A scientist who worked on the trial said she hoped that partners at the University of Oxford, where it was being conducted, were shuffling staff to respond if any participant fell ill. But she was fired last week and no longer has access to any information about the trial. She spoke on condition of anonymity because she feared jeopardizing her ability to work on malaria research the U.S. might conduct in the future.
“It’s unethical to test anything in humans without taking it to the full completion of studies,” she said. “You put them at risk for no good reason.”
Had the stop-work order come later this year, the newly-vaccinated volunteers might have been in an even more precarious position. They were scheduled to be deliberately infected with malaria to see if the experimental vaccine protected them from the disease.
Dr. Sharon Hillier, a professor of reproductive infectious diseases at the University of Pittsburgh, was until this week director of a five-year, $125 million trial funded by U.S.A.I.D. to test the safety and efficacy of six new H.I.V. prevention products. They included bimonthly injections, fast-dissolving vaginal inserts and vaginal rings.

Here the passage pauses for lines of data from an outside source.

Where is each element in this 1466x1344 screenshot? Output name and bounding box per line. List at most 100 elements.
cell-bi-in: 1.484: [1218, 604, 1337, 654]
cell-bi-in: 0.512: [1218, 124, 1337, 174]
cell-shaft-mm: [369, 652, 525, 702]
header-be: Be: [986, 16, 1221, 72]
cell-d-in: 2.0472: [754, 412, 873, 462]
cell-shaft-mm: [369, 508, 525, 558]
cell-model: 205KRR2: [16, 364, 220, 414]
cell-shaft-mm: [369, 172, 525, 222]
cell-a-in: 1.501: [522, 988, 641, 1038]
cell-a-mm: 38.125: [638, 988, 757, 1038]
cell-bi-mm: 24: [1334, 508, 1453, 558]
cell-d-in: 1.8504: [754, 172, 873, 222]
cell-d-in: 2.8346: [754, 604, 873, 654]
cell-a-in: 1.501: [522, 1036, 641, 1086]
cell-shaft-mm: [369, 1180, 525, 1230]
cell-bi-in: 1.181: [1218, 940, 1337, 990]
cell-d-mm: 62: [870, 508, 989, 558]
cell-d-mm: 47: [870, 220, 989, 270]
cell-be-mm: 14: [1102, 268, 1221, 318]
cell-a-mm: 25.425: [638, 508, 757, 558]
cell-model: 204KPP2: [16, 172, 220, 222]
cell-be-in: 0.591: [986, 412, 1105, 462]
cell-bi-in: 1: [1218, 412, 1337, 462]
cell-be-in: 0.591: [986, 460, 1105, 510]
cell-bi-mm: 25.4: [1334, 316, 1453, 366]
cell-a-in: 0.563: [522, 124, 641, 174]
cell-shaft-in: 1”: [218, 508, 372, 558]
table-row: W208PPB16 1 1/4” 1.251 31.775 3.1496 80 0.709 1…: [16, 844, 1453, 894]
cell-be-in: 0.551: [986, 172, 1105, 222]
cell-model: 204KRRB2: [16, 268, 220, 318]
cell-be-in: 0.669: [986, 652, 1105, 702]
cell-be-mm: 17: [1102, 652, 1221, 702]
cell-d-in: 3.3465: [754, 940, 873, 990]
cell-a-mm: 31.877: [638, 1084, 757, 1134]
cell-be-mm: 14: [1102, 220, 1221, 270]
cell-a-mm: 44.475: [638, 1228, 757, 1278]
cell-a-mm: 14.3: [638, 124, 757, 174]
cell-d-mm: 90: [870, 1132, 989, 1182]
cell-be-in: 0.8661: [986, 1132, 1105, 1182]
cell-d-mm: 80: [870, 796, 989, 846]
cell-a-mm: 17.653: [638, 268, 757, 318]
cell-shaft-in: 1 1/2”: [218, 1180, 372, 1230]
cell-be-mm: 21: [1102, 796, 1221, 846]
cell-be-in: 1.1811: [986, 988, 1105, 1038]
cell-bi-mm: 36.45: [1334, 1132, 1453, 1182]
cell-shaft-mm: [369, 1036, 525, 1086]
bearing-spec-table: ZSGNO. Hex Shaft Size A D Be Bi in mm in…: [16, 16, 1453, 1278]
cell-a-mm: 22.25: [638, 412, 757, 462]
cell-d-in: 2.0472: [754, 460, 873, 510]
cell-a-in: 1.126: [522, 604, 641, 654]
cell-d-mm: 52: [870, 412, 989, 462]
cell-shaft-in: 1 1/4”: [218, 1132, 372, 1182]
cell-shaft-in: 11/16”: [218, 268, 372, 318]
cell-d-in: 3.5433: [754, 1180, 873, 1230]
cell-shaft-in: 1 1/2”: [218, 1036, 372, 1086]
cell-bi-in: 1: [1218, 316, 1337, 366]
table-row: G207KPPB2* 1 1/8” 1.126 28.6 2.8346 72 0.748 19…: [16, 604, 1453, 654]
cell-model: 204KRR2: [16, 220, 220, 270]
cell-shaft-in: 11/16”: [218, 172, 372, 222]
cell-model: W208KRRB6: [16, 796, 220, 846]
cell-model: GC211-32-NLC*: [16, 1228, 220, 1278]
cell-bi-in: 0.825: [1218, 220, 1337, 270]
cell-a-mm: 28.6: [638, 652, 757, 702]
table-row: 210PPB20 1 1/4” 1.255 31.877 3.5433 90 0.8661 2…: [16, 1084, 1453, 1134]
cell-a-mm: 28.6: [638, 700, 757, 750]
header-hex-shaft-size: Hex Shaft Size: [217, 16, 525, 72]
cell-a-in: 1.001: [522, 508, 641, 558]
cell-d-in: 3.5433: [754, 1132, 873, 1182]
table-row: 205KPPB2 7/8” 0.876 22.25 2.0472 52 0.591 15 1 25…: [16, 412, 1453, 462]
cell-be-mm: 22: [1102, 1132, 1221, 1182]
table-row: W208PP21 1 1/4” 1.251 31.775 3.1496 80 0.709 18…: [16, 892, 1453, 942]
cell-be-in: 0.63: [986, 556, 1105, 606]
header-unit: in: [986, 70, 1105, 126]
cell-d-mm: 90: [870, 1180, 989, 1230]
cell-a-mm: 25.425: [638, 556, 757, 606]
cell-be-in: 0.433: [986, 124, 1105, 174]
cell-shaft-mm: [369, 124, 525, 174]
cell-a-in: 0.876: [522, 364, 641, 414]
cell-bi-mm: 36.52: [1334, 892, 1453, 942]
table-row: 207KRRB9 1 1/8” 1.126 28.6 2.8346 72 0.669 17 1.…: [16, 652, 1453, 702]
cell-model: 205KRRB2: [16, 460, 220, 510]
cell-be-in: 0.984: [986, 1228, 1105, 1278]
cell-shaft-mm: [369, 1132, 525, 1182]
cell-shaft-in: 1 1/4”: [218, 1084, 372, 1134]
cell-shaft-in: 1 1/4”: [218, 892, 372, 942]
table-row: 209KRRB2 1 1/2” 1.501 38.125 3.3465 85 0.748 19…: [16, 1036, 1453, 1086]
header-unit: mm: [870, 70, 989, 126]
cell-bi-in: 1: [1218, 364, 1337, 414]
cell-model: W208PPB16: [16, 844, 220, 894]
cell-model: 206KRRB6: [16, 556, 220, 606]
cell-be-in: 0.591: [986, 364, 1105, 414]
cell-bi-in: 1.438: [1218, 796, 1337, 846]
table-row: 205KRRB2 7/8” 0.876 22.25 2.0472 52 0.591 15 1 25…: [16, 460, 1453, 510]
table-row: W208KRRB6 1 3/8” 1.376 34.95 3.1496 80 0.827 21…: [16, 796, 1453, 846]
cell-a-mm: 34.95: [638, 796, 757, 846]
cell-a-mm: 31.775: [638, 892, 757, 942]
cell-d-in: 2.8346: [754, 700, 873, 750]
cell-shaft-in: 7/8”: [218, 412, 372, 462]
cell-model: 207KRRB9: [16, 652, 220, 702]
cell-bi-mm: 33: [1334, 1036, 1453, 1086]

With the study suspended, she and her colleague cannot process biological samples, analyze the data they have already collected, or communicate findings to either participants or the partnering government agencies in countries where the trials were conducted. These are requirements under the Helsinki agreement.
“We have betrayed the trust of ministries of health and the regulatory agencies in the countries where we were working and of the women who agreed to be in our studies, who were told that they would be taken care of,” Dr. Hillier said. “I’ve never seen anything like it in my 40 years of doing international research. It’s unethical, it’s dangerous and it’s reckless.”
Even trials that were not funded in whole or part by U.S.A.I.D. have been thrown into turmoil because they were using medical or development infrastructure that was supported by the agency and is no longer operational. Millions of dollars of U.S. taxpayer funds already spent to start those trials will not be recuperated.
The shutdowns have business consequences as well. Many of those trials were partnerships with U.S. drug companies, testing products they hoped to sell overseas.
“This has made it impossible for pharmaceutical companies to do research in these countries,” Dr. Hillier said.
Another H.I.V. trial, called CATALYST, has thousands of volunteers in five countries testing an injectable drug called long-acting cabotegravir. Participants were receiving bimonthly injections to maintain a sufficient level of the drug in their bodies to prevent H.I.V. infection. Without regular injections, or a carefully-managed end to use of the drug, the participants will not have enough cabotegravir to stop a new infection, but there will be enough in their systems that, if they were to contract the virus, could easily mutate to become drug-resistant, said Dr. Kenneth Ngure, president-elect of the International AIDS Society.
This is a significant threat to the trial volunteers and also to the millions of people living with H.I.V. because cabotegravir is closely related to a drug that is already used worldwide in standard treatment of the virus. Development of resistance could be catastrophic, Dr. Ngure said: “It’s wrong on so many levels — you can’t just stop.”
A clinical trial run by the development organization FHI 360, which implemented many U.S.A.I.D.-funded health programs and studies, was testing a biodegradable hormonal implant to prevent pregnancy. Now there are women in the Dominican Republic with the devices in their bodies without continuing care.
Another trial, in Uganda, was testing a new regimen of tuberculosis treatment for children. The stop-work order cuts those children off from potentially lifesaving medication.
“You can’t walk away from them, you just can’t,” a researcher in that trial said.